Se olharmos para a oposição, muda o discurso, mas não a desconexão com a realidade. António José Seguro devia estar a dizer ao Governo que em nome do interesse nacional tem a obrigação de se deixar de brincadeiras e seguir a rota do programa cautelar. Mas no jogo do debate partidário, o líder do PS desenhou uma teia onde “cautelar” e “resgate” são como que uma e a mesma coisa e onde só em caso de saída limpa não acusará o Governo de fracasso na aplicação do programa de ajustamento. Para Seguro, no entanto, o mais grave é a borrasca interna em véspera das eleições europeias, nas quais tem a obrigação de esmagar a direita. Essa borrasca é uma réplica silenciosa do chinfrim que se faz ouvir um pouco ao lado, na curva do Bloco de Esquerda e derivados. Seguro corre sozinho sob os olhos de antigos e supostos novos líderes; não há entendimento quanto ao cabeça de lista e a discussão programática dentro do partido parece contaminada pelo receio de parecer mal aos olhos da nebulosa da Aula Magna.
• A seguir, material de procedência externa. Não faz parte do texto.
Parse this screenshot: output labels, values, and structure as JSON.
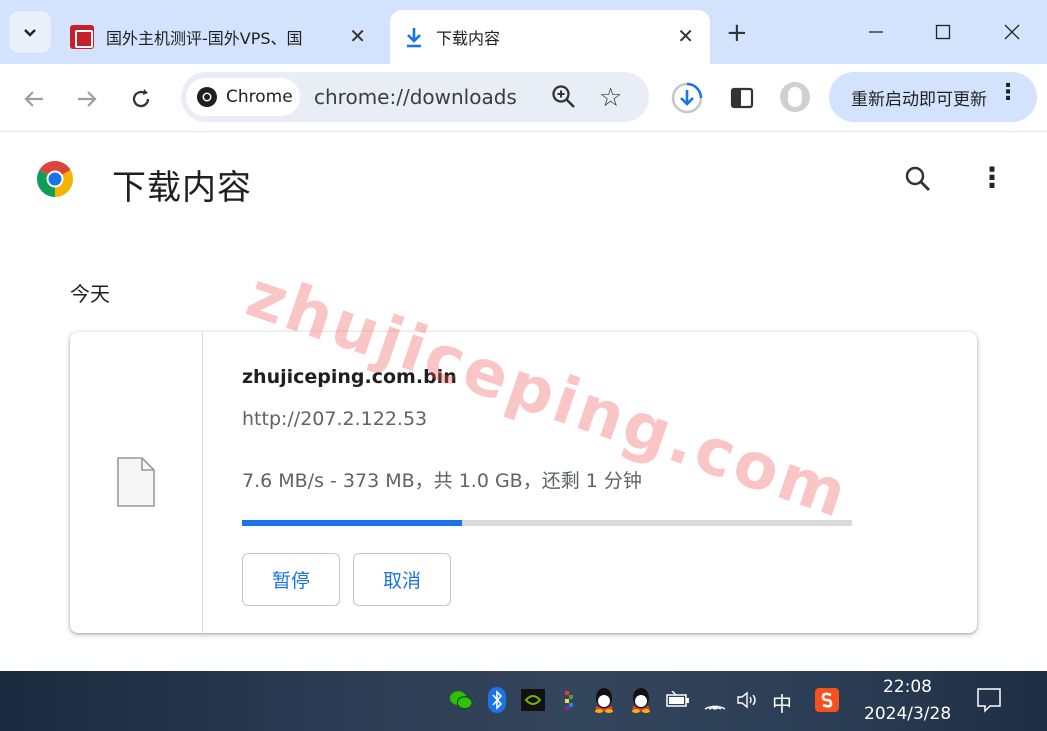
{
  "tabs": [
    {
      "label": "国外主机测评-国外VPS、国",
      "active": false
    },
    {
      "label": "下载内容",
      "active": true
    }
  ],
  "toolbar": {
    "chip_label": "Chrome",
    "url": "chrome://downloads",
    "update_label": "重新启动即可更新"
  },
  "page": {
    "title": "下载内容",
    "section": "今天"
  },
  "download": {
    "filename": "zhujiceping.com.bin",
    "url": "http://207.2.122.53",
    "status": "7.6 MB/s - 373 MB，共 1.0 GB，还剩 1 分钟",
    "progress": 0.36,
    "pause_label": "暂停",
    "cancel_label": "取消"
  },
  "watermark": "zhujiceping.com",
  "taskbar": {
    "ime_label": "中",
    "time": "22:08",
    "date": "2024/3/28"
  },
  "colors": {
    "accent": "#1a73e8",
    "tabstrip": "#d3e3fd",
    "omnibox": "#e9eef6"
  }
}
À esquerda, todos se presumem sumamente importantes e indispensáveis. Em nome da unidade na acção, a esquerda está a dissolver-se numa chuva de estrelas cadentes. Em vez de consensos programáticos, procura uma ideia mítica de unidade. Mas a unidade tornou-se uma querela em nome da qual todos divergem. Mais do que sobre políticas, o debate é sobre imperativos morais nos quais cada um se apresenta como mais purista do que o vizinho. Na farsa que é o debate entre o Bloco, o Livre e o 3D, os dois últimos querem entrar a todo o custo na festa para a qual não foram convidados (as eleições europeias). É a chamada convergência à força: quem não quiser convergir leva!
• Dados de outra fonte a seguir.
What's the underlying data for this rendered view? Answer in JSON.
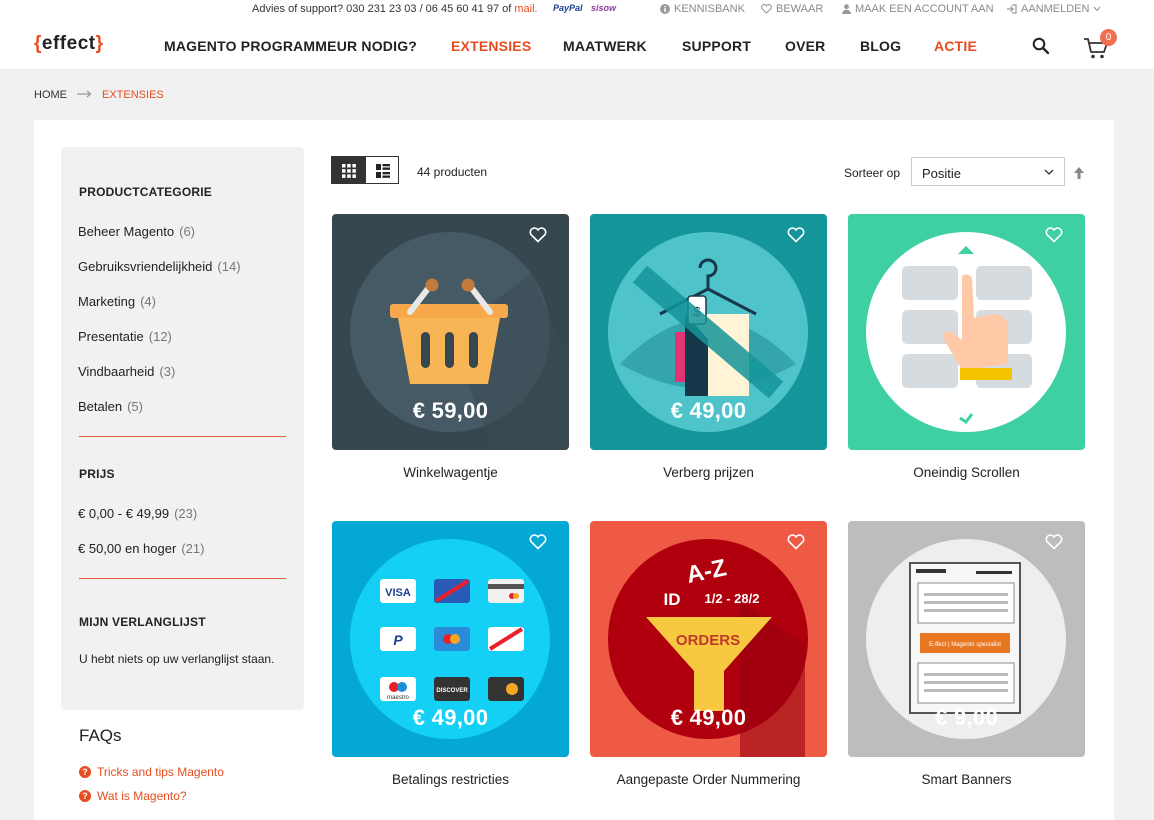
{
  "topbar": {
    "advice_prefix": "Advies of support? 030 231 23 03 / 06 45 60 41 97 of",
    "advice_mail": "mail.",
    "paypal": "PayPal",
    "sisow": "sisow",
    "links": [
      {
        "label": "KENNISBANK",
        "icon": "info-icon"
      },
      {
        "label": "BEWAAR",
        "icon": "heart-icon"
      },
      {
        "label": "MAAK EEN ACCOUNT AAN",
        "icon": "user-icon"
      },
      {
        "label": "AANMELDEN",
        "icon": "login-icon"
      }
    ]
  },
  "header": {
    "logo_open": "{",
    "logo_text": "effect",
    "logo_close": "}",
    "nav": [
      {
        "label": "MAGENTO PROGRAMMEUR NODIG?",
        "active": false
      },
      {
        "label": "EXTENSIES",
        "active": true
      },
      {
        "label": "MAATWERK",
        "active": false
      },
      {
        "label": "SUPPORT",
        "active": false
      },
      {
        "label": "OVER",
        "active": false
      },
      {
        "label": "BLOG",
        "active": false
      },
      {
        "label": "ACTIE",
        "active": true
      }
    ],
    "cart_count": "0"
  },
  "breadcrumb": {
    "home": "HOME",
    "current": "EXTENSIES"
  },
  "sidebar": {
    "category_title": "PRODUCTCATEGORIE",
    "categories": [
      {
        "label": "Beheer Magento",
        "count": "(6)"
      },
      {
        "label": "Gebruiksvriendelijkheid",
        "count": "(14)"
      },
      {
        "label": "Marketing",
        "count": "(4)"
      },
      {
        "label": "Presentatie",
        "count": "(12)"
      },
      {
        "label": "Vindbaarheid",
        "count": "(3)"
      },
      {
        "label": "Betalen",
        "count": "(5)"
      }
    ],
    "price_title": "PRIJS",
    "prices": [
      {
        "label": "€ 0,00 - € 49,99",
        "count": "(23)"
      },
      {
        "label": "€ 50,00 en hoger",
        "count": "(21)"
      }
    ],
    "wishlist_title": "MIJN VERLANGLIJST",
    "wishlist_text": "U hebt niets op uw verlanglijst staan.",
    "faq_title": "FAQs",
    "faqs": [
      "Tricks and tips Magento",
      "Wat is Magento?"
    ]
  },
  "toolbar": {
    "count": "44 producten",
    "sort_label": "Sorteer op",
    "sort_value": "Positie"
  },
  "products": [
    {
      "name": "Winkelwagentje",
      "price": "€ 59,00",
      "bg": "#37474f",
      "circle": "#455a64"
    },
    {
      "name": "Verberg prijzen",
      "price": "€ 49,00",
      "bg": "#14959a",
      "circle": "#4ec3c9"
    },
    {
      "name": "Oneindig Scrollen",
      "price": "",
      "bg": "#3ecfa2",
      "circle": "#ffffff"
    },
    {
      "name": "Betalings restricties",
      "price": "€ 49,00",
      "bg": "#03a9d4",
      "circle": "#14d0f5"
    },
    {
      "name": "Aangepaste Order Nummering",
      "price": "€ 49,00",
      "bg": "#ee5a44",
      "circle": "#b0000e"
    },
    {
      "name": "Smart Banners",
      "price": "€ 9,00",
      "bg": "#bdbdbd",
      "circle": "#eeeeee"
    }
  ],
  "art_text": {
    "orders": "ORDERS",
    "az": "A-Z",
    "id": "ID",
    "date": "1/2 - 28/2",
    "banner": "E-ffect | Magento specialist",
    "visa": "VISA",
    "discover": "DISCOVER",
    "maestro": "maestro",
    "dollar": "$"
  },
  "colors": {
    "accent": "#e84c1e",
    "dark": "#333333"
  }
}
Com a esquerda paralisada por causa da suprema importância de cada um dos condóminos, a direita pode dizer que tudo vai pelo melhor. Os eleitores não sabem o que a esquerda está a discutir, mas sabem que são lutas fractricidas. O PS corre contra si próprio e a esquerda bloquista e afim está a destruir-se a si mesma. Sobra o PCP, que não sofre de presunção de importância. Talvez por presumirem que importante é a história, que um dia lhes dará razão. Afinal de contas, todos têm direito à sua ilusão.